The woman harrumphed as if she could not be bothered with such trivial matters, then reached down and noted the time on the watch attached to her ruff. “It is customary at this time of the day for her to be with the laundress, collecting her ladyship’s laundry. After that, she meets with the steward to decide on tomorrow’s flowers for our rooms and to go over the meals with Cook. Then I assume she goes to her room until it is time to dress her ladyship for dinner.”
“And her room is?”
“Upstairs on the servant’s floor, but surely . . .” she looked aghast at the possibility that he would even consider venturing there.

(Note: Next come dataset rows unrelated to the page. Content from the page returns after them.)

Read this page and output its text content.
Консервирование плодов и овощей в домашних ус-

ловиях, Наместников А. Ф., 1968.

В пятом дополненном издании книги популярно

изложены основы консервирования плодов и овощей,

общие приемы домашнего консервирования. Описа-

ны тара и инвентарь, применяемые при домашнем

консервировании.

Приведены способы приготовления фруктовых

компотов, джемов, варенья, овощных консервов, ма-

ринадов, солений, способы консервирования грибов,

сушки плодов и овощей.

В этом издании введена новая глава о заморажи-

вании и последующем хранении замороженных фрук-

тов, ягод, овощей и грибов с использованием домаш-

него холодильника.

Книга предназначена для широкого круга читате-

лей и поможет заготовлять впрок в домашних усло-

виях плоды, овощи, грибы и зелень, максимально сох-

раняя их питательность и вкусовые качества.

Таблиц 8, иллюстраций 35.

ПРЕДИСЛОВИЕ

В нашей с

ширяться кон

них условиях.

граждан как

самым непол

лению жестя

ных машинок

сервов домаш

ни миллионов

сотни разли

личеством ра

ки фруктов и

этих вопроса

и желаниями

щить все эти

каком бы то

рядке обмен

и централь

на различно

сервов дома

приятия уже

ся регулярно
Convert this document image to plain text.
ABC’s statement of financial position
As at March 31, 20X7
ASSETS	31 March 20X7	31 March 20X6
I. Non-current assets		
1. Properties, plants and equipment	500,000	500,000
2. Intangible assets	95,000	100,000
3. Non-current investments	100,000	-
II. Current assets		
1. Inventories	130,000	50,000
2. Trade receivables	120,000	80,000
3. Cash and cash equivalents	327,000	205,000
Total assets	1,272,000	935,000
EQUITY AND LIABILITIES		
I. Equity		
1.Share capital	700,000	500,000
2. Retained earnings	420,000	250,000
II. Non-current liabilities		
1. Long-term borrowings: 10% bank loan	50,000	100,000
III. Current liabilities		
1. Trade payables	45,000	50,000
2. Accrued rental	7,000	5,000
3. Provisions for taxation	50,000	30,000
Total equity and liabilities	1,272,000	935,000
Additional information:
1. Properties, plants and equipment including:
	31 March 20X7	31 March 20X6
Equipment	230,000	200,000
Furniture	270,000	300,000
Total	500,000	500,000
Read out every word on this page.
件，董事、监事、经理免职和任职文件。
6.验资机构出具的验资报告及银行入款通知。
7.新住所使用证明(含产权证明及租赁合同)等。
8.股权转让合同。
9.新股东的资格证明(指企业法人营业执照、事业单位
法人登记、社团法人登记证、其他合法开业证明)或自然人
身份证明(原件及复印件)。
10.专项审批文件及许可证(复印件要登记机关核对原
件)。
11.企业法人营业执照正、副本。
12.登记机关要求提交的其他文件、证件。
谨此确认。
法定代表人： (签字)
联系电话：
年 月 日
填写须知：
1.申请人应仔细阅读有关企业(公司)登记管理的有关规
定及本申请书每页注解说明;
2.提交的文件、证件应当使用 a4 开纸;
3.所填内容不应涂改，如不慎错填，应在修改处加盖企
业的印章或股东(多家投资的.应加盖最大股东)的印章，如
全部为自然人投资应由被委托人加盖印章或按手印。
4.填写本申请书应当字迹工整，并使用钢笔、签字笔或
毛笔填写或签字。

“I shall send for her directly. Do not expect her return.” He turned to leave and was surprised to see his mother in the corridor, flushed from her walk back from the mews.
“Mother. I am glad you have arrived.” He took her arm and spun her in the opposite direction she had been walking and steered her back toward the upstairs receiving room.
“What has happened to your clothing, and your hair? You look like you just fell in the stream.”
“Well, yes, that is precisely the reason I have sought you out.” He sat her on a settee, went back to close the door, and then began to pace in front of her.
“It is my understanding that you hired a maid I recently dismissed, Calista.”
“Yes.”
“And why did you do this?” He stopped his pacing to pierce her with his ice blue eyes. He would know if she prevaricated. Her lowered lashes and pursed lips confirmed she knew this.
“Well . . . one of the reasons she was let go was due to me after all.”
His raised brow indicating she should go on and explain herself.
“She was providing me with information, if I recollect.”
“She was spying.”
“She was passing on a curiosity, gossiping if you will.”
“Then . . . she was discovered passed out from drink, on my bed! So I had her sacked. And you still felt it your duty to intervene on her behalf?”
“Yes.”
“Why?”
“I felt guilty, I suppose.”
“I want the truth. That is not it. Does this have anything to do with Mr. McDonagal, my man of birds?”
A blush stole over her face in such a way that he was instantly able to see why his father had been so taken with her when they had met while dancing a reel.
He tilted his head and stared at her. An odd thought occurred to him then. Both eyebrows raised in speculation and disbelief. “Have you been having an affair?”